The ensuing thread reveals a lot about how difficult it is to characterize small office security and access products into these simple categories.
One thing I'm very confident in stating is that:
All firewalls do NAT, but not all NAT devices do firewalling...
All the firewalls I've ever configured, small office or enterprise class, do at least one form of NAT - IP masquerading, a.k.a., dynamic NAT, which is more accuratley called Port Address Translation - where the only public IP address revealed to the outside world (Internet) is the firewall's public IP address. Most enterprise firewalls do static and 1:1 NAT (you can read more about all three here.
Today, it's hard to classify devices as firewall appliances or NAT devices. A look at the history (such a short time span probably only deserves to be called a chronology of events) of SOHO access and security devices reveals why.
In the broadband access marketplace, access devices began as little more than xDSL and cable modems. Early broadband "consumer" users and service providers heavy into consumer markets were ignorant of the need and hence reluctant to buy small office firewalls; i.e., the kind that do (stateful) packet inspection, terminate manly VPNs, and block some set of well-known denial of service and broadly automated attacks.

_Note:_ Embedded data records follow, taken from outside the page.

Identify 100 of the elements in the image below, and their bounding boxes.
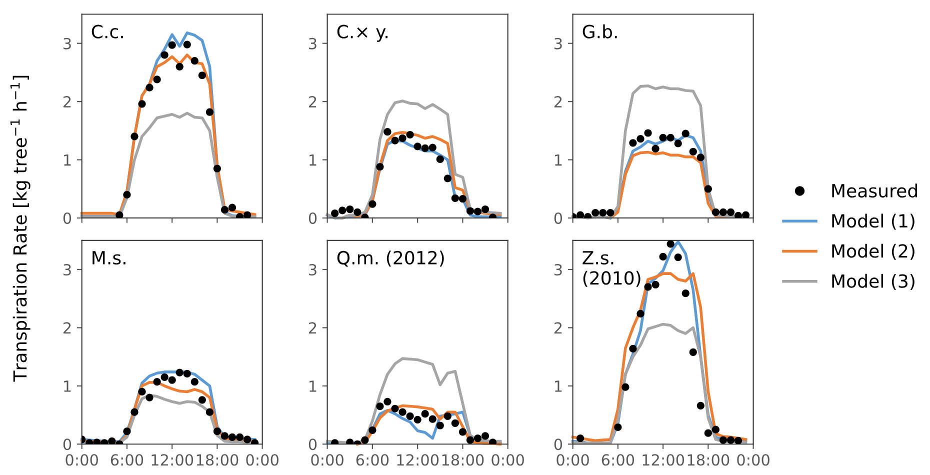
point (213, 164, 222, 172)
point (652, 144, 660, 153)
point (622, 383, 630, 391)
y-axis-title: Transpiration Rate [kg tree$^{−1}$ h$^{−1}$] (10, 76, 30, 382)
y-tick-label: 0 (308, 438, 317, 450)
point (428, 144, 436, 152)
point (576, 211, 584, 218)
point (228, 433, 236, 441)
point (183, 40, 191, 48)
point (116, 211, 124, 218)
point (384, 128, 392, 136)
point (421, 410, 429, 418)
point (719, 436, 728, 444)
x-tick-label: 6:00 (110, 454, 144, 466)
x-tick-label: 6:00 (356, 454, 389, 466)
point (644, 283, 652, 291)
point (742, 211, 750, 218)
point (243, 211, 252, 218)
point (712, 426, 720, 434)
point (228, 204, 236, 212)
point (644, 129, 652, 137)
point (406, 130, 414, 139)
point (108, 437, 116, 444)
point (614, 423, 622, 432)
point (636, 135, 644, 143)
point (198, 396, 206, 404)
y-tick-label: 3 (554, 38, 562, 50)
y-tick-label: 1 (310, 154, 316, 166)
point (734, 212, 742, 218)
point (474, 208, 482, 216)
y-tick-label: 3 (309, 38, 316, 50)
point (466, 436, 474, 444)
text: Q.m. (2012) (337, 250, 444, 267)
point (368, 200, 376, 208)
point (674, 253, 682, 262)
point (368, 426, 376, 434)
point (384, 398, 392, 406)
y-tick-label: 0 (308, 212, 317, 224)
point (138, 100, 146, 108)
point (146, 84, 154, 92)
point (190, 378, 198, 386)
point (666, 134, 674, 142)
point (481, 205, 490, 214)
y-tick-label: 2 (308, 322, 316, 334)
point (458, 194, 466, 203)
point (130, 408, 138, 416)
point (236, 433, 244, 441)
point (481, 432, 490, 440)
point (659, 252, 667, 260)
point (206, 108, 214, 116)
point (704, 429, 712, 437)
point (176, 62, 184, 70)
point (130, 132, 138, 140)
point (629, 139, 637, 147)
chart-title: C.c. (92, 24, 123, 38)
point (160, 373, 168, 381)
point (421, 144, 429, 152)
legend-label: Model (3) (832, 274, 914, 290)
point (458, 428, 466, 436)
line-series (571, 322, 748, 444)
point (168, 41, 176, 49)
point (666, 240, 674, 248)
point (398, 408, 406, 416)
x-tick-label: 0:00 (492, 454, 524, 466)
point (376, 402, 384, 410)
point (406, 412, 414, 420)
point (198, 72, 206, 80)
x-tick-label: 0:00 (556, 454, 589, 466)
text: C.× y. (337, 24, 388, 42)
chart-title: G.b. (582, 24, 617, 38)
point (734, 436, 742, 444)
x-tick-label: 12:00 (642, 454, 684, 466)
y-tick-label: 3 (309, 264, 316, 276)
point (376, 162, 384, 171)
point (726, 208, 735, 216)
y-tick-label: 2 (64, 322, 71, 334)
point (354, 208, 362, 216)
point (674, 140, 682, 148)
point (153, 378, 161, 386)
point (682, 290, 690, 298)
point (576, 434, 584, 442)
y-tick-label: 3 (64, 38, 71, 50)
point (123, 190, 131, 198)
point (183, 370, 191, 378)
point (361, 436, 369, 444)
point (414, 416, 422, 424)
line-series (326, 357, 502, 444)
y-tick-label: 2 (554, 96, 562, 108)
point (704, 185, 712, 193)
point (398, 134, 406, 142)
point (391, 404, 399, 412)
x-tick-label: 18:00 (196, 454, 238, 466)
point (123, 428, 131, 436)
point (444, 412, 452, 420)
point (652, 280, 660, 288)
point (599, 208, 607, 217)
y-tick-label: 1 (555, 380, 562, 392)
chart-title: M.s. (92, 251, 126, 265)
y-tick-label: 3 (64, 264, 71, 276)
point (414, 142, 422, 150)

These were and remain 2x-5x the cost of NAT devices, and for good reason.
Consumers did know they wanted to share broadband access across home and small office networks, and service providers (even the bad ones) realized they didn't have enough IP addresses to hand out like after-dinner mints, so NAT was quickly incorporated into modems to make everyone happy. The result was an access modem that does address and port remapping, elementary (two-port) routing or bridging, and service/authentication using some PPP variant (e.g., PPPoE).
If a NAT Device filters traffic, is it a firewall?
Some vendors added DHCP, a piddly set of security features (simple default inbound and coarsely adjustable outbound filters) and even a VPN - whatever they could squeeze into a commodity-priced product - and everyone began calling these devices SOHO firewalls.
Most "began as NAT" devices fail at least one basic litmus test: the NAT/firewall software doesn't undergo the kind of software audit, testing, and scrutiny firewall vendors are accustomed to imposing (inflicting) on their appliances.
Add any feature set you want. Claim a box is a firewall. Until you've scrubbed the code and subjected the device to accepted, common firewall evaluation criteria and it proves its mettle, it's a NAT box.